COMMENT. The prevalence of incoordination and other “subtle” neurologic abnormalities in hyperactive children with attention deficits (ADHD) was recognized by the NINDB Task force in 1966, when the term “minimal brain dysfunction (MBD)” was coined for the syndrome. Subtle abnormal neurological signs included dysgraphia, dyspraxias (clumsiness), and incoordination, and are now described under DCD. In the DSM criteria for the diagnosis of ADHD, reference to impaired motor performance, clumsiness, and incoordination has been omitted.
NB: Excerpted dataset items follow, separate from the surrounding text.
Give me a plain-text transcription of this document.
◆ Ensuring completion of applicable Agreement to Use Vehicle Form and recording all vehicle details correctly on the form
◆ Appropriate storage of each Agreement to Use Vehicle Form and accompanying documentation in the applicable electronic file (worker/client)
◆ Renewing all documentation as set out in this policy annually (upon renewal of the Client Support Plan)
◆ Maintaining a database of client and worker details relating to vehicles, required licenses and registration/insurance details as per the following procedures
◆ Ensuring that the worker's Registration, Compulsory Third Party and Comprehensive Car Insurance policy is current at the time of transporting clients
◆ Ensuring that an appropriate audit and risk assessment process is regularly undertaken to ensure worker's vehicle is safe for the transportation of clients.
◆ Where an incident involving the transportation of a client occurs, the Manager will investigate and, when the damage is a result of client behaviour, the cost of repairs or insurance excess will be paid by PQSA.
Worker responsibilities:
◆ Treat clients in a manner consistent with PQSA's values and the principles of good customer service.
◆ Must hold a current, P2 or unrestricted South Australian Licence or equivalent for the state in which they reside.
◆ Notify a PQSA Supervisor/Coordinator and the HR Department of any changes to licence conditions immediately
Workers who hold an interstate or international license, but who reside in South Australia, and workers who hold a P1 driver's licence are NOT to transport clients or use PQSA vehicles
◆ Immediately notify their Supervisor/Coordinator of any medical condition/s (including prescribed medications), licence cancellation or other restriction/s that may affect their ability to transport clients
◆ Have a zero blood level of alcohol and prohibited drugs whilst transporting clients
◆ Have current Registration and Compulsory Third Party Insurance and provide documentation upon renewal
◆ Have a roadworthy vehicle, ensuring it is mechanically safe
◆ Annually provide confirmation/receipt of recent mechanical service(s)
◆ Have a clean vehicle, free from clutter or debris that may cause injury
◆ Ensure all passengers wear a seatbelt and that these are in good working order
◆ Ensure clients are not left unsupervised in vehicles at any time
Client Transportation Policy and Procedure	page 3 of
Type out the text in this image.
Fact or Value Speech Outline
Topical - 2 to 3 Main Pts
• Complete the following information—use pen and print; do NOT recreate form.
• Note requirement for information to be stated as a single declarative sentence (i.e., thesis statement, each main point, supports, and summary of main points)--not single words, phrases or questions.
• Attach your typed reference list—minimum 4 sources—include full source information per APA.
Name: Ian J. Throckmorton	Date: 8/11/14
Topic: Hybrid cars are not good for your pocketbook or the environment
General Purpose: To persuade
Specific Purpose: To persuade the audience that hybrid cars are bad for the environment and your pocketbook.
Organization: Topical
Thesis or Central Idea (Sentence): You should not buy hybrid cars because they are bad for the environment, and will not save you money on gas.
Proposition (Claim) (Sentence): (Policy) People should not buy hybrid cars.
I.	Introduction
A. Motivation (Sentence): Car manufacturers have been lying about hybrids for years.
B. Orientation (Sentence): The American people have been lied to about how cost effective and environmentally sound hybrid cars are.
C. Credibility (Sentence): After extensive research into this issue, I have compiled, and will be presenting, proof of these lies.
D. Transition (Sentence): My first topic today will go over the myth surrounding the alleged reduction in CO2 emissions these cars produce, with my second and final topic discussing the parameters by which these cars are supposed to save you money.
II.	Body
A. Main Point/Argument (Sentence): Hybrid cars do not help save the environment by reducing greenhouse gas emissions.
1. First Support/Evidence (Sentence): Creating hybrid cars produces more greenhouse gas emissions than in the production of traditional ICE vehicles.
The early concept of an organic or neurobiologic syndrome, as embraced by many neurologists, has been rejected in favor of a symptom diagnosis. In Scandinavia, the syndrome of DAMP emphasizes the association of neurological signs of motor dysfunction, perceptual dysfunction, and attention deficits. The overlap of ADHD and DAMP, the higher prevalence of DAMP among children with neurodevelopmental disorders (Ped Neur Briefs Nov 1996) [2], and the response of subtle signs of neurologic dysfunction to methylphenidate, are findings that should favor the inclusion of signs of neurologic and perceptual dysfunction in the criteria for diagnosis of ADHD. The term “attention deficit hyperactivity & coordination disorder (ADH&CD)” would seem more appropriate. This modification of diagnostic criteria would allow a more objective diagnosis of the syndrome, earlier recognition and treatment, and more effective remediation of the associated motor incoordination and perceptual deficits. Neurologists should be more involved with the ADHD diagnostic criteria and their management. Children with ADHD complicated by incoordination and other symptoms of DCD are at increased risk for learning and especially language and reading problems. [3]

The relation of brain myelination to the development of language in 100 infants and toddlers is investigated using three dimensional MRI at the University of Barcelona, Spain [4]. The volume of myelinated white matter was measured in language-related temporal and frontal regions and in the central sensorimotor region. A spurt in vocabulary coincided with the end of a rapid myelination stage in language areas at 18 to 24 months.